00101010? Everything digital? ... Everything digital!
Is 42 the answer to all questions? Or is it digitalization? We are not sure either. But we are convinced of the power of digitization, which leads to faster development of industrial processes, resource-saving procedures, and higher-quality jobs by eliminating routine work.
That is why, for example, work is being done on digitally networked laboratories at the Chair of Bioprocess Engineering in the SmartLab Systems research group. This includes the development of standards for communication between laboratory devices and the robotization and automation of work processes in the laboratory through design, electronics development, and programming. The smart lab of the day after tomorrow must also be flexible and easy to operate while recording all process data. For this purpose, there is the iHEX system in the laboratory of the professorship as an experimental field for laboratory digitalization from collaborative robots without disturbing enclosure (cobot) to assisted workflow.
In addition, we are picking up on the trend towards ever greater miniaturization and shrinking our sensors until they float freely as small "Sens-O-Spheres" in bioreactors and wirelessly transmit measured values to the process controllers. By working on these topics, our students are well versed in the Internet of Things (IoT) and the project planning and development of digitized device solutions and work processes with CAD, microcontrollers, and rapid prototyping (3D printing).
Artificial intelligence - learning from nature
Engineers use various software tools to dimension process engineering apparatus and develop processes based on them. These tools contain mathematical models that can be used, for example, to predict the amount of material converted in the apparatus as a function of temperature and pressure.
In addition to classical process models, which are based on conservation laws for mass, energy, and momentum and combine various chemical, thermodynamic and physical laws, data-driven models such as neural networks, which are based on the thought processes in human brains and are trained using large amounts of data, are increasingly being used.

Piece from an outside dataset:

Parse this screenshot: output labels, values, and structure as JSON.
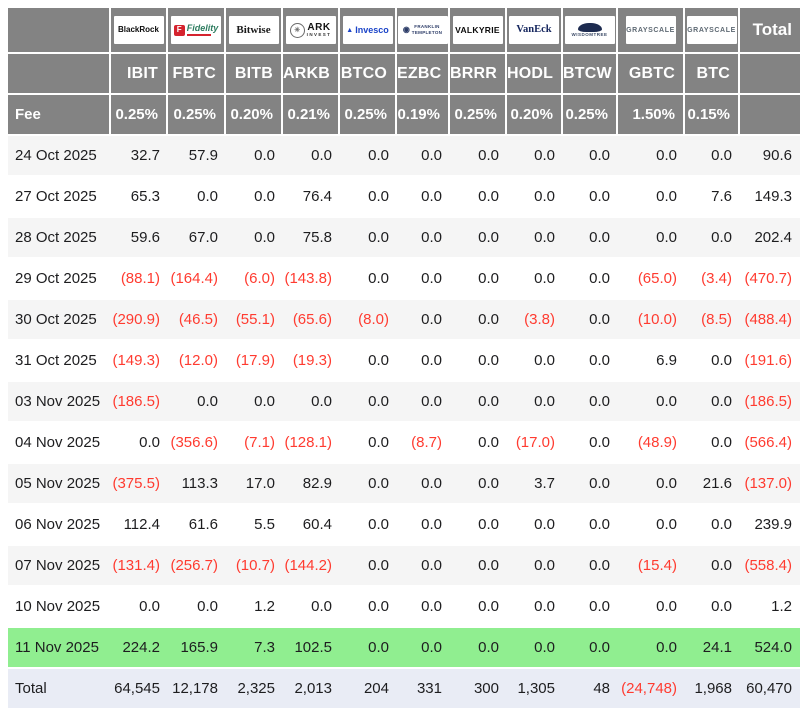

At the Chair of Chemical Process and Plant Engineering, we develop advanced classical process models and explore how neural networks can be used to model chemical reactors more precisely and quickly.
Digitalization and artificial intelligence in the process industry
Like many other industries, the process industry expects significant advances from digitalization and artificial intelligence. The application of digital methods, technologies, and artificial intelligence in the process industry is diverse. For example, we can make the planning of process plants much more resource- and energy-efficient based on information models, simulation models, and with the help of artificial intelligence. The same methods and technologies also help us optimize plant operation. Knowledge-based and data-driven models support the monitoring of plant operation and the diagnosis of operational faults and allow efficient planning of maintenance measures. In addition, plants can be automatically optimally controlled and regulated with the help of algorithms. Here, too, the aim of optimization is a resource- and energy-efficient operation and an increase in economic efficiency and product quality.

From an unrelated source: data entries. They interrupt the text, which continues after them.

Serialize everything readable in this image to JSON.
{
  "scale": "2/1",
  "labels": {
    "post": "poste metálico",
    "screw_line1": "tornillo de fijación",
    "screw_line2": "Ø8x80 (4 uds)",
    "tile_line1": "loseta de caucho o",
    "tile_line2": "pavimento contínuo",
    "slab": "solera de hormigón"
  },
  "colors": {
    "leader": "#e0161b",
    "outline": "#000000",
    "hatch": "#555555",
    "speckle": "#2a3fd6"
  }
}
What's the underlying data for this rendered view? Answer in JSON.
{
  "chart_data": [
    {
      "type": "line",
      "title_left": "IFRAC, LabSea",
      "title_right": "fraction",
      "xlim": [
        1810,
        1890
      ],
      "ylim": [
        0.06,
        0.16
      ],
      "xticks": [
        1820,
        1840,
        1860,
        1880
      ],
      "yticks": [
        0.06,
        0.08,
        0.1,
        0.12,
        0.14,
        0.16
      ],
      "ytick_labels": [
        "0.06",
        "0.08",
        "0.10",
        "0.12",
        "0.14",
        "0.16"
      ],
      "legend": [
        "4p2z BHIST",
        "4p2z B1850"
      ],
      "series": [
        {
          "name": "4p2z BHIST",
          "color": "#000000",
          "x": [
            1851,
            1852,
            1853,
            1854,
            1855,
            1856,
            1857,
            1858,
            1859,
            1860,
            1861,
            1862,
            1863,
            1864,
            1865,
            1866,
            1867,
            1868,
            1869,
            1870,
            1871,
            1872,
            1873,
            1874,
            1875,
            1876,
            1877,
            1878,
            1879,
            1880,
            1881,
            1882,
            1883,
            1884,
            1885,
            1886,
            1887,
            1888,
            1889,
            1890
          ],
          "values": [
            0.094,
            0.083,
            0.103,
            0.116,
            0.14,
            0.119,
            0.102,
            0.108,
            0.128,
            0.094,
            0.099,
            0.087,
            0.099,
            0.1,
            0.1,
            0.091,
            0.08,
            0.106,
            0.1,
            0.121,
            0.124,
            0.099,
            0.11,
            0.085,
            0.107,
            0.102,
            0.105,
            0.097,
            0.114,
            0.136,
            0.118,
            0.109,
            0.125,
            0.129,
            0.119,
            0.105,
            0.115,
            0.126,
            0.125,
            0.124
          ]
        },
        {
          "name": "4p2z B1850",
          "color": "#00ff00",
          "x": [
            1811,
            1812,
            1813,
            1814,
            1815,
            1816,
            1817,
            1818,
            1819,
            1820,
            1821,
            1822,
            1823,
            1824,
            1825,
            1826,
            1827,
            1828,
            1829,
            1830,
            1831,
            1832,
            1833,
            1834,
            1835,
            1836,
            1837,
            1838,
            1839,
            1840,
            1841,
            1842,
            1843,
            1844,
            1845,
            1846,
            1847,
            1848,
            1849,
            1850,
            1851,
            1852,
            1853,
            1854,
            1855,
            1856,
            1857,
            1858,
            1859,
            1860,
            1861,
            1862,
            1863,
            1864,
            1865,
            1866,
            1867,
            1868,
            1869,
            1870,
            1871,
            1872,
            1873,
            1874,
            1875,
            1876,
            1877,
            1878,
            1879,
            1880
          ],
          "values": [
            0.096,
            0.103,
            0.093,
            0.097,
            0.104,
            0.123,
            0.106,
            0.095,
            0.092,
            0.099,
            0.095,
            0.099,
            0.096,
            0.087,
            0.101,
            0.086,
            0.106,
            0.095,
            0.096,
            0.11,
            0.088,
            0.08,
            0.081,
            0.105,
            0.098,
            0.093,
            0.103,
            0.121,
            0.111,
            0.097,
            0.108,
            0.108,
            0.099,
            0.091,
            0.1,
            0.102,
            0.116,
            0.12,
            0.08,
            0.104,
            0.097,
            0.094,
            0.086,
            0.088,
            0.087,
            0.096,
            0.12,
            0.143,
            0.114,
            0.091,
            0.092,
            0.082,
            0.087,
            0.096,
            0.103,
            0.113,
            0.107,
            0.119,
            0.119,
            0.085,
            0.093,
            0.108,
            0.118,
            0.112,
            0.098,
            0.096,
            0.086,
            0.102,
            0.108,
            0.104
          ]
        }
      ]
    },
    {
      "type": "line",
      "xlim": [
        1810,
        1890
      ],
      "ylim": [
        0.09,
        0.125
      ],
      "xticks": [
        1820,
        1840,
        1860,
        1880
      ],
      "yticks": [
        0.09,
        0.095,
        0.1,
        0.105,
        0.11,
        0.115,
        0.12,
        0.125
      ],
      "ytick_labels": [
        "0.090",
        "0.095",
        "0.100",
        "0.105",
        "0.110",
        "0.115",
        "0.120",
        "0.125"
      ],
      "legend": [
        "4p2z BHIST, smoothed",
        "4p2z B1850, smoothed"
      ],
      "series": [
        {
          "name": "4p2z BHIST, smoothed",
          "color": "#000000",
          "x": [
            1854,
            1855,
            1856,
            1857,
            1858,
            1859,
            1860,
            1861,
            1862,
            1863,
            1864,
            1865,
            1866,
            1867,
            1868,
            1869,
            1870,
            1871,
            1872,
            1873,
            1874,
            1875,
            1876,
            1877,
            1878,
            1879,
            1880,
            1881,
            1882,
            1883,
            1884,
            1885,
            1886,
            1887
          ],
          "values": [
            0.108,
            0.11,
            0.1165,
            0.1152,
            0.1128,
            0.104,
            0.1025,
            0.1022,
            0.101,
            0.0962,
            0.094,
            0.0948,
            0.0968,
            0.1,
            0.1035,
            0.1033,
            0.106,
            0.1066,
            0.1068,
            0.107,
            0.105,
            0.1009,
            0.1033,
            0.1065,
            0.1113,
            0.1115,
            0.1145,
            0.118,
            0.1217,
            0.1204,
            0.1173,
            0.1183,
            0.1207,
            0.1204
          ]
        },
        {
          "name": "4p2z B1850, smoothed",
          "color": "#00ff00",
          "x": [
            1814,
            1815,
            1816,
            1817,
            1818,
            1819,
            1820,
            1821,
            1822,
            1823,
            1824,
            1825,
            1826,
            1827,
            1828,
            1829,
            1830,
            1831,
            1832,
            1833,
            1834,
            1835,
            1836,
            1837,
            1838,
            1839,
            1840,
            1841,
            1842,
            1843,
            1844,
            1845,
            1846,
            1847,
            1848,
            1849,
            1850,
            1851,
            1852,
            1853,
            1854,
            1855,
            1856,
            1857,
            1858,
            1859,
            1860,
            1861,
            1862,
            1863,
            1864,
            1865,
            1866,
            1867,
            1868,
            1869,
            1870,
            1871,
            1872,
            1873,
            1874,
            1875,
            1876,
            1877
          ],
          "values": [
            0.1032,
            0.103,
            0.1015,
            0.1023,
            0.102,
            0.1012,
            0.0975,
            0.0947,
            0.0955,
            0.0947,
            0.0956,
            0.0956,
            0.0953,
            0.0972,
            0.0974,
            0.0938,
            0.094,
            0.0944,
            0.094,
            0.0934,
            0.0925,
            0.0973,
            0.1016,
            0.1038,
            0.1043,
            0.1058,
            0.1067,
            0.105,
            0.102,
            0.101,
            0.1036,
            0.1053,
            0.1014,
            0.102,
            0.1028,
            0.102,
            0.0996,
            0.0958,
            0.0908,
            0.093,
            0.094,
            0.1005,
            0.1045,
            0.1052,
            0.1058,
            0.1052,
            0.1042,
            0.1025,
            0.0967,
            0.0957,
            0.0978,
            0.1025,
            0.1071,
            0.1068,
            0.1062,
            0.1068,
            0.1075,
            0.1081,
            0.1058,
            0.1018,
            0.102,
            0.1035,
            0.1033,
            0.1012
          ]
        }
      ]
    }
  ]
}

Crucial to the success of digital methods and technologies is the quality of the digital representation of knowledge about real systems such as the overall plant, individual apparatuses (e.g., reactors or columns), the processes taking place (e.g. of water electrolysis), and the material system in machine-readable form.
In the Systems Process Engineering group, we research methods for mapping physical and chemical relationships in the form of mathematical equations as well as their implementation in the form of efficient algorithms and for simulation and optimization. Furthermore, we combine this behavior knowledge with structural and topological information in knowledge graphs. Moreover, we work on integrating this information and methods with machine learning and computer vision methods to generate valuable information from experimental and operational data.
Modular process plants
The process industry must constantly adapt to new conditions and face new challenges. The loss of raw materials due to disrupted supply chains or fluctuating demand for specialized products are now part of everyday life. Conventional, large process plants that, for example, already take days to start up and shut down cannot meet these challenges. That's why we need to make production plants more flexible. The solution to this problem is the modularization of process plants.
Suppose process plants are designed from individual modules for feeders. In that case, reactors, filters, etc., can be freely combined, and the planning and engineering of process plants are transformed into a simple selection of the appropriate process units for the desired plant. Furthermore, modules can be integrated across manufacturers by standardizing physical and information technology interfaces. This offers new flexibility in the process plants' planning, construction, integration, and operation.
In their joint research, the Systems Process Engineering group and the Chair of Process Control Engineering deal with the design and automation of modules. They also develop methods and software for rapidly planning and integrating modular plants.